From the Japanese cypress to the ponderosa pine, wood has been used in construction for millennia. Though materials like steel and concrete have largely taken over large building construction, wood is making a comeback, increasingly being used in public and multi-story buildings for its environmental benefits.
Of course, wood has often been passed over in favor of other materials because it is easily damaged by sunlight and moisture when used outdoors. Wood coatings have been designed to protect wood surfaces for this reason, but coating damage often starts before it becomes visible. Once the deterioration can be seen with the naked eye, it is already too late.
To solve this problem, a team of researchers at Kyoto University is working to create a simple but effective method of diagnosing this nearly invisible deterioration before the damage becomes irreparable.
“If we can ‘see’ what the eye cannot, we can extend the life of wooden structures and improve sustainability in the building industry,” says corresponding author Yoshikuni Teramoto.

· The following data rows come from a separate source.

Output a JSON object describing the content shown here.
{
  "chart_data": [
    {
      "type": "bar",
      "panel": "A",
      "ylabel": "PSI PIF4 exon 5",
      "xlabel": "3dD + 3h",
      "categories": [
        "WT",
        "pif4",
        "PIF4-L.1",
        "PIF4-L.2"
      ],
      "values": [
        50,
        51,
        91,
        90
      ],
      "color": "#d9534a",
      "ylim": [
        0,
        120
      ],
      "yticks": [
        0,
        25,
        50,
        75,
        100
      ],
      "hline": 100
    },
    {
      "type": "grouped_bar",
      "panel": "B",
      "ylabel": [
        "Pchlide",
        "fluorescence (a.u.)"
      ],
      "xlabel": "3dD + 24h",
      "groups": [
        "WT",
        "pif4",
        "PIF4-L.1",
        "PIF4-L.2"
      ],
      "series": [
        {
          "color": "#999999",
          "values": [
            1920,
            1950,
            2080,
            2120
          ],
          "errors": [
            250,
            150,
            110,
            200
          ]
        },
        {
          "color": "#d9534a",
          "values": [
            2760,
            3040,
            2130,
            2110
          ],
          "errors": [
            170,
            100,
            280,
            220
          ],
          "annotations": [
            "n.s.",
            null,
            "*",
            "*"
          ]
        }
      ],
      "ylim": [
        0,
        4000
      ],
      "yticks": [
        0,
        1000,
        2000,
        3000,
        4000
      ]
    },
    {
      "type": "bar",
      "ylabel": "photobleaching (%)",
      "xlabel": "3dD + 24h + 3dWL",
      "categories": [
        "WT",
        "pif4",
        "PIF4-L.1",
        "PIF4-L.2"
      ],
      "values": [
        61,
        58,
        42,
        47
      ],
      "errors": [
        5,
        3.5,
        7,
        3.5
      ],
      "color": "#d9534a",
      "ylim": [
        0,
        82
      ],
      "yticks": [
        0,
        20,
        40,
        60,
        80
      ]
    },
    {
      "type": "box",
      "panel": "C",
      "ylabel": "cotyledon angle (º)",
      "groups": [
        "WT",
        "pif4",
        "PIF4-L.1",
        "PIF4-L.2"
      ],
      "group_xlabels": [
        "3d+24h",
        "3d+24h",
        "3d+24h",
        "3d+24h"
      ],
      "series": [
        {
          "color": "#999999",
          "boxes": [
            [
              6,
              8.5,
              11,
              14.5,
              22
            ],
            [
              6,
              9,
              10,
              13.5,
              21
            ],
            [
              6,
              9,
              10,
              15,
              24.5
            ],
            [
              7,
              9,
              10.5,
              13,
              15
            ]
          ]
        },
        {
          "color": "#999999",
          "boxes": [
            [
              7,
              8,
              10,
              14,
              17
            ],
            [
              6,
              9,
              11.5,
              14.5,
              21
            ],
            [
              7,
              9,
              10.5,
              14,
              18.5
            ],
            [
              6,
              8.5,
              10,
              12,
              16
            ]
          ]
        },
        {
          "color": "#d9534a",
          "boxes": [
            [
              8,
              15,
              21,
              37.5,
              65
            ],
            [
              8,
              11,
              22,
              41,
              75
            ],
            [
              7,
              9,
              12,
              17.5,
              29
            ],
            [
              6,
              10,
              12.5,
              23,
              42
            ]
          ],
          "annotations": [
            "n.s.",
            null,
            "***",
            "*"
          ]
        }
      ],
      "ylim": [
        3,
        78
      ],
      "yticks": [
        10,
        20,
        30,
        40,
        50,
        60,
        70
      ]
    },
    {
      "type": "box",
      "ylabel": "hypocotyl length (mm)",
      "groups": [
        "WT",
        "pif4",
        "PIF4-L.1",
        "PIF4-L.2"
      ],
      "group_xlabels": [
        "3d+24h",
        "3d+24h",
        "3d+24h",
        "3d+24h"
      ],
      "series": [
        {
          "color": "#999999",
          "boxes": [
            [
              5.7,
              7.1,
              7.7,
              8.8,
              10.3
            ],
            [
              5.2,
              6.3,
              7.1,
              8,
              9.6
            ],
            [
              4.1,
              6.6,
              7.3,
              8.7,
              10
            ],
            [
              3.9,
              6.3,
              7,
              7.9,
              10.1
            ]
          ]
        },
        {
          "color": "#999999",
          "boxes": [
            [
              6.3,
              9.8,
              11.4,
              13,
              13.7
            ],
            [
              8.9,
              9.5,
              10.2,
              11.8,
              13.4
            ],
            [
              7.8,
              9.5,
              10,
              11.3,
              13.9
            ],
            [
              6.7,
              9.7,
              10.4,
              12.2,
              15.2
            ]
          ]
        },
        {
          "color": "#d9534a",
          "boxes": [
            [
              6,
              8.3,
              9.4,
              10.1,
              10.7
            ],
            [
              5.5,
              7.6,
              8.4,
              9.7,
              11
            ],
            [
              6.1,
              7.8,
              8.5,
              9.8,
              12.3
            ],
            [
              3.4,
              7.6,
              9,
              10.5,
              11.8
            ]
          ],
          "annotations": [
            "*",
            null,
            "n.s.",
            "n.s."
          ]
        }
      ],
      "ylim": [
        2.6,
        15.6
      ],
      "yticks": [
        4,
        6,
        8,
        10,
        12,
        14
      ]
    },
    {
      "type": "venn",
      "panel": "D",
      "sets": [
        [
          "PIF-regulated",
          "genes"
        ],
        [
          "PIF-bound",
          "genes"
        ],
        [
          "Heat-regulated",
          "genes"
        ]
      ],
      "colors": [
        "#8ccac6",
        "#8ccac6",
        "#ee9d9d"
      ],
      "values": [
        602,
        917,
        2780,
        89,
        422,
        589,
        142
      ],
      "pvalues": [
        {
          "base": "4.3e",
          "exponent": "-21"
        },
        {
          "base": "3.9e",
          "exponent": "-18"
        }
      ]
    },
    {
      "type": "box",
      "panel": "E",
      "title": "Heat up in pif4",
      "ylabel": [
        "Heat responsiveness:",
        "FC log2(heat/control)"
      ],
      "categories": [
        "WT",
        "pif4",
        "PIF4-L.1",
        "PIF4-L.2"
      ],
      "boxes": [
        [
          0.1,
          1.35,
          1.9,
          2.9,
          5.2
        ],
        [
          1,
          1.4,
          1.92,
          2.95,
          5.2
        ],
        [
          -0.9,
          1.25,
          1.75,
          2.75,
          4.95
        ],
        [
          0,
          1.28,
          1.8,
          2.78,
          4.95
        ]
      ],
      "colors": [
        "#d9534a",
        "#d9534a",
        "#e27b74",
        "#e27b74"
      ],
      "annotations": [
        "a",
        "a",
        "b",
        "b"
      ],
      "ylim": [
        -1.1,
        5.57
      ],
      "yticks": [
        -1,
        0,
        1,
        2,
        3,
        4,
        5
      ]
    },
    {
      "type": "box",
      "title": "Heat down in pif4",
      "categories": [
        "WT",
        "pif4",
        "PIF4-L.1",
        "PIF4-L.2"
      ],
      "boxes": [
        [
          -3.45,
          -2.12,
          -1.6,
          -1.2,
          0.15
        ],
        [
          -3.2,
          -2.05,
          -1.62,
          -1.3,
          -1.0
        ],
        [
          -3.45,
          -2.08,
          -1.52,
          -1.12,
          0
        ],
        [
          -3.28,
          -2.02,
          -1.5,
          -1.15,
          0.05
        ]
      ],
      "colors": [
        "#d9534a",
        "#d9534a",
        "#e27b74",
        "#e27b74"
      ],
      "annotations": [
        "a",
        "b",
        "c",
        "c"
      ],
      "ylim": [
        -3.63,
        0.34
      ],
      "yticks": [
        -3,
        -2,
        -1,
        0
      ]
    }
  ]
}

The team is endeavoring to bring data-driven tools into traditional wood maintenance by combining mid-infrared spectroscopy with machine learning. They’ve started by testing artificially weathered wood coatings along with coatings containing cellulose nanofiber, a plant-derived additive that can improve the durability of these coatings.
Their machine learning component uses a technique called partial least square, which they employed to build a model to predict the extent of deterioration. They also used a genetic algorithm to identify the most informative infrared signals, improving both accuracy and interpretability.
“We were surprised to find that very subtle chemical changes — far too small to detect visually — could be captured by infrared spectroscopy and predicted by the model,” says Teramoto.
This approach allows the researchers to detect subtle chemical changes and estimate the level of deterioration with high accuracy. By making it possible to diagnose early coating deterioration quickly and without damaging the wood, their method could also reduce the need for costly visual inspections by detecting early warning signs of deterioration and preventing further decay.
With their study, the researchers have also demonstrated how chemistry and data-driven modeling techniques can work together to support smarter maintenance of sustainable buildings. “We hope this technology will help bridge the gap between traditional craftsmanship and modern data science,” continues Teramoto.
The research team is now conducting tests on real wooden buildings, with plans to improve their model for application in new paint and coating product development.
Beyond wood, the team’s method may also be applied to materials like concrete or metal to unlock new possibilities for diagnosing other kinds of early material failure, improving the sustainability of other applications and industries in the process.